Но бушевал Селим не более секунды — едва он по-новому взглянул
на Арис, как по нутру разлился ядовитый и сладостный привкус
мгновенно начертанной мести.
«Дивный подарок, о царевич! — пропел внутренний принц, силой
пряча за деланной скорбью азарт. — Ты ускользнул, но белый цветок
твоей ветви станет ценным трофеем Двора владыки. Да покроют меня
черные волны Срединного моря, если твоя дочь не покинет всех вас,
избирая Тассир, и притом — доброй волей!»
В Итирсисе: 12 августа, суббота
Ночь придала очертаниям Арис на крыльце куда больше грации, чем
ясный день с его предательским вниманием к ее излишнему румянцу,
зажатым плечам и неизбывной складке меж бровей. Свет холла позади и
обрамление колонн сделали ее похожей даже на статую, которой с
трепетом залюбовался Себастьян из отбывающего экипажа.
Трудный вечер у посла завершился так непринужденно, что и
отчитаться юной паре было не в чем: Флавий услышал короткий рассказ
древесника о безупречной вежливости Селима и радость дочери о столь
благополучно разрешившемся вопросе. Просидев совсем недолго ради
скудных подробностей, Себастьян отбыл к родимой «Щепке» —
обнадежить истомленную сестру.
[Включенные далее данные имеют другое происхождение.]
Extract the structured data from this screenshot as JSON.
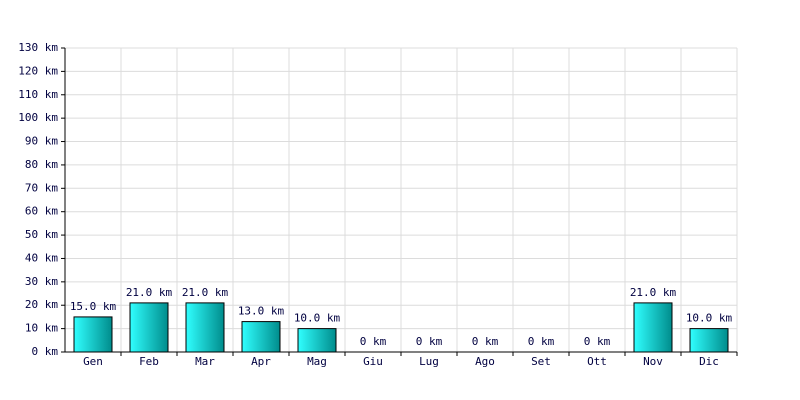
{
  "chart_data": {
    "type": "bar",
    "categories": [
      "Gen",
      "Feb",
      "Mar",
      "Apr",
      "Mag",
      "Giu",
      "Lug",
      "Ago",
      "Set",
      "Ott",
      "Nov",
      "Dic"
    ],
    "values": [
      15,
      21,
      21,
      13,
      10,
      0,
      0,
      0,
      0,
      0,
      21,
      10
    ],
    "value_labels": [
      "15.0 km",
      "21.0 km",
      "21.0 km",
      "13.0 km",
      "10.0 km",
      "0 km",
      "0 km",
      "0 km",
      "0 km",
      "0 km",
      "21.0 km",
      "10.0 km"
    ],
    "color": "#00c8c8",
    "ylim": [
      0,
      130
    ],
    "yticks": [
      {
        "value": 0,
        "label": "0 km"
      },
      {
        "value": 10,
        "label": "10 km"
      },
      {
        "value": 20,
        "label": "20 km"
      },
      {
        "value": 30,
        "label": "30 km"
      },
      {
        "value": 40,
        "label": "40 km"
      },
      {
        "value": 50,
        "label": "50 km"
      },
      {
        "value": 60,
        "label": "60 km"
      },
      {
        "value": 70,
        "label": "70 km"
      },
      {
        "value": 80,
        "label": "80 km"
      },
      {
        "value": 90,
        "label": "90 km"
      },
      {
        "value": 100,
        "label": "100 km"
      },
      {
        "value": 110,
        "label": "110 km"
      },
      {
        "value": 120,
        "label": "120 km"
      },
      {
        "value": 130,
        "label": "130 km"
      }
    ],
    "grid": true
  }
}
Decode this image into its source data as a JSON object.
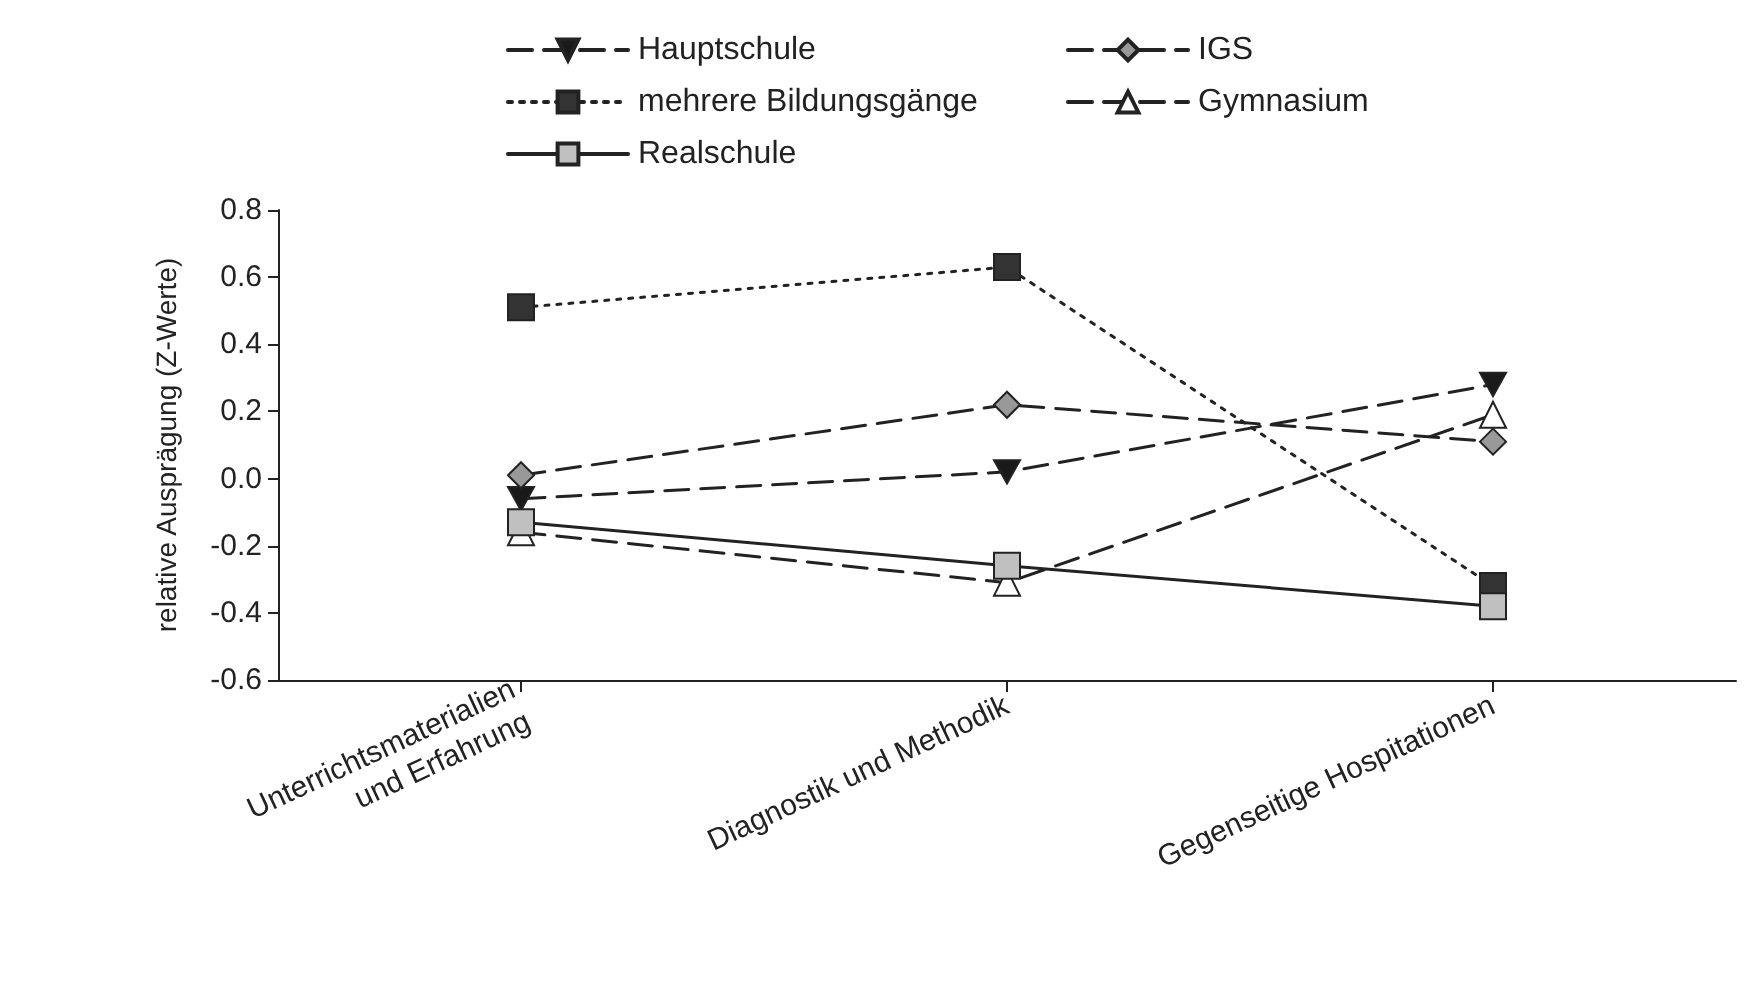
{
  "chart_data": {
    "type": "line",
    "ylabel": "relative Ausprägung (Z-Werte)",
    "categories": [
      "Unterrichtsmaterialien\nund Erfahrung",
      "Diagnostik und Methodik",
      "Gegenseitige Hospitationen"
    ],
    "series": [
      {
        "name": "Hauptschule",
        "color": "#1a1a1a",
        "marker": "triangle_down",
        "line_style": "dashed",
        "values": [
          -0.06,
          0.02,
          0.28
        ]
      },
      {
        "name": "IGS",
        "color": "#999999",
        "marker": "diamond",
        "line_style": "dashed",
        "values": [
          0.01,
          0.22,
          0.11
        ]
      },
      {
        "name": "mehrere Bildungsgänge",
        "color": "#333333",
        "marker": "square",
        "line_style": "dotted",
        "values": [
          0.51,
          0.63,
          -0.32
        ]
      },
      {
        "name": "Gymnasium",
        "color": "#ffffff",
        "marker": "triangle",
        "line_style": "dashed",
        "values": [
          -0.16,
          -0.31,
          0.19
        ]
      },
      {
        "name": "Realschule",
        "color": "#c0c0c0",
        "marker": "square",
        "line_style": "solid",
        "values": [
          -0.13,
          -0.26,
          -0.38
        ]
      }
    ],
    "ylim": [
      -0.6,
      0.8
    ],
    "yticks": [
      -0.6,
      -0.4,
      -0.2,
      {
        "value": 0,
        "label": "0.0"
      },
      0.2,
      0.4,
      0.6,
      0.8
    ],
    "grid": false,
    "legend": "top left"
  }
}
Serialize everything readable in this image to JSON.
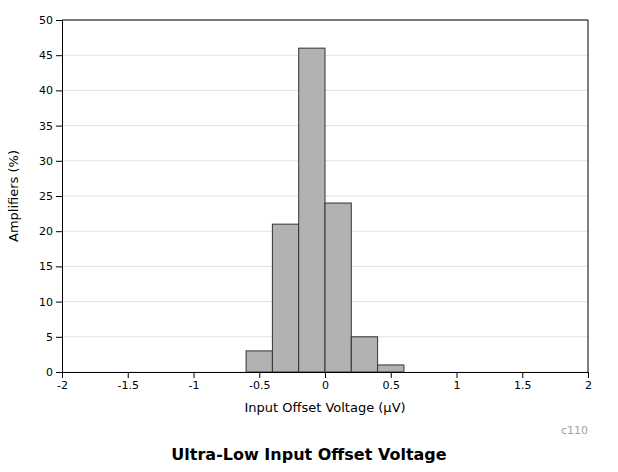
{
  "chart_data": {
    "type": "histogram",
    "title": "Ultra-Low Input Offset Voltage",
    "xlabel": "Input Offset Voltage (μV)",
    "ylabel": "Amplifiers (%)",
    "bins": [
      -0.6,
      -0.4,
      -0.2,
      0.0,
      0.2,
      0.4,
      0.6
    ],
    "values": [
      3,
      21,
      46,
      24,
      5,
      1
    ],
    "color": "#b2b2b2",
    "xlim": [
      -2,
      2
    ],
    "ylim": [
      0,
      50
    ],
    "xticks": [
      -2,
      -1.5,
      -1,
      -0.5,
      0,
      0.5,
      1,
      1.5,
      2
    ],
    "yticks": [
      0,
      5,
      10,
      15,
      20,
      25,
      30,
      35,
      40,
      45,
      50
    ],
    "grid": "y",
    "annotation": "c110"
  }
}
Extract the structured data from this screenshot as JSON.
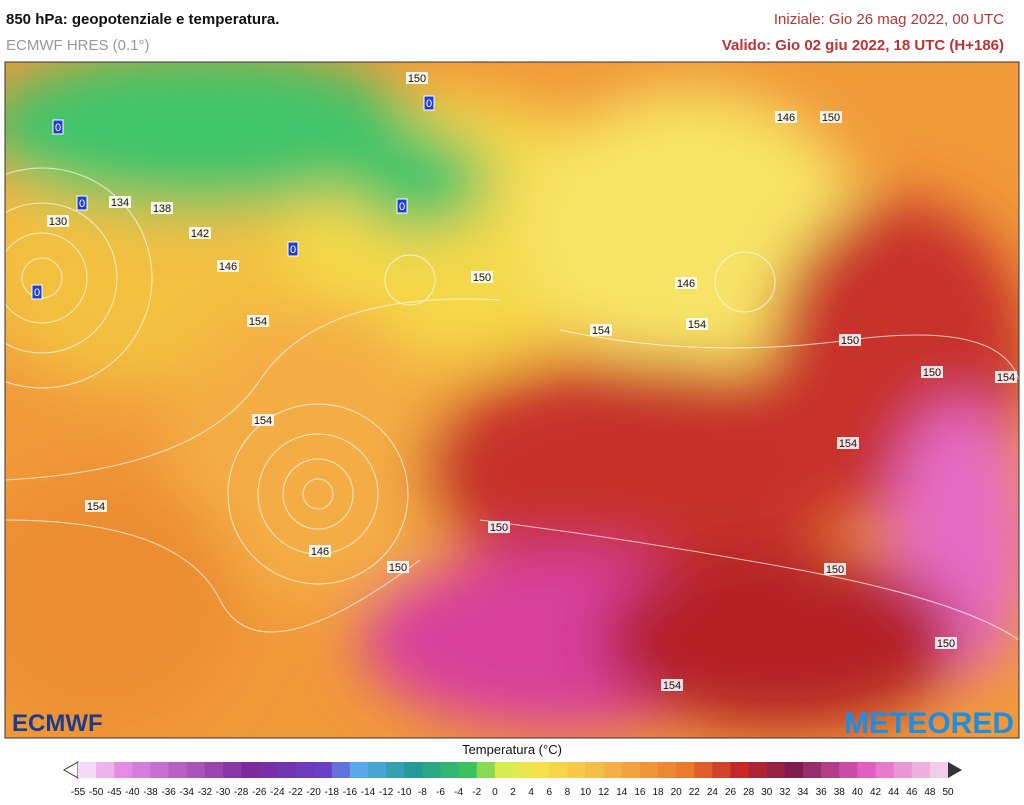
{
  "header": {
    "title": "850 hPa: geopotenziale e temperatura.",
    "model": "ECMWF HRES (0.1°)",
    "init": "Iniziale: Gio 26 mag 2022, 00 UTC",
    "valid": "Valido: Gio 02 giu 2022, 18 UTC (H+186)"
  },
  "map": {
    "contour_labels": [
      "150",
      "0",
      "0",
      "0",
      "0",
      "0",
      "0",
      "146",
      "150",
      "134",
      "138",
      "130",
      "142",
      "146",
      "150",
      "146",
      "154",
      "150",
      "150",
      "154",
      "154",
      "154",
      "150",
      "154",
      "154",
      "154",
      "146",
      "150",
      "150",
      "150",
      "154"
    ],
    "logos": {
      "left": "ECMWF",
      "right": "METEORED"
    }
  },
  "legend": {
    "title": "Temperatura (°C)",
    "ticks": [
      -55,
      -50,
      -45,
      -40,
      -38,
      -36,
      -34,
      -32,
      -30,
      -28,
      -26,
      -24,
      -22,
      -20,
      -18,
      -16,
      -14,
      -12,
      -10,
      -8,
      -6,
      -4,
      -2,
      0,
      2,
      4,
      6,
      8,
      10,
      12,
      14,
      16,
      18,
      20,
      22,
      24,
      26,
      28,
      30,
      32,
      34,
      36,
      38,
      40,
      42,
      44,
      46,
      48,
      50
    ]
  }
}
Невеста провожала его взглядом,
полным нежного покоя.
«Зачем он так смотрит?» — замирала она, все еще не веря в свое
счастье.
— Дивно глядитесь, ваше высочество, — подтвердила темнота под
левым локтем.
Арис прянула в сторону, не вскрикнув только по вжитой привычке
быть тише воды. Она спохватилась бежать назад, в распахнутые двери,
но садовая ночь пропустила на свет фигуру: не слишком
благонадежную, однако, и не страшную.
— Алессан Диегович? — проверила девица с робостью.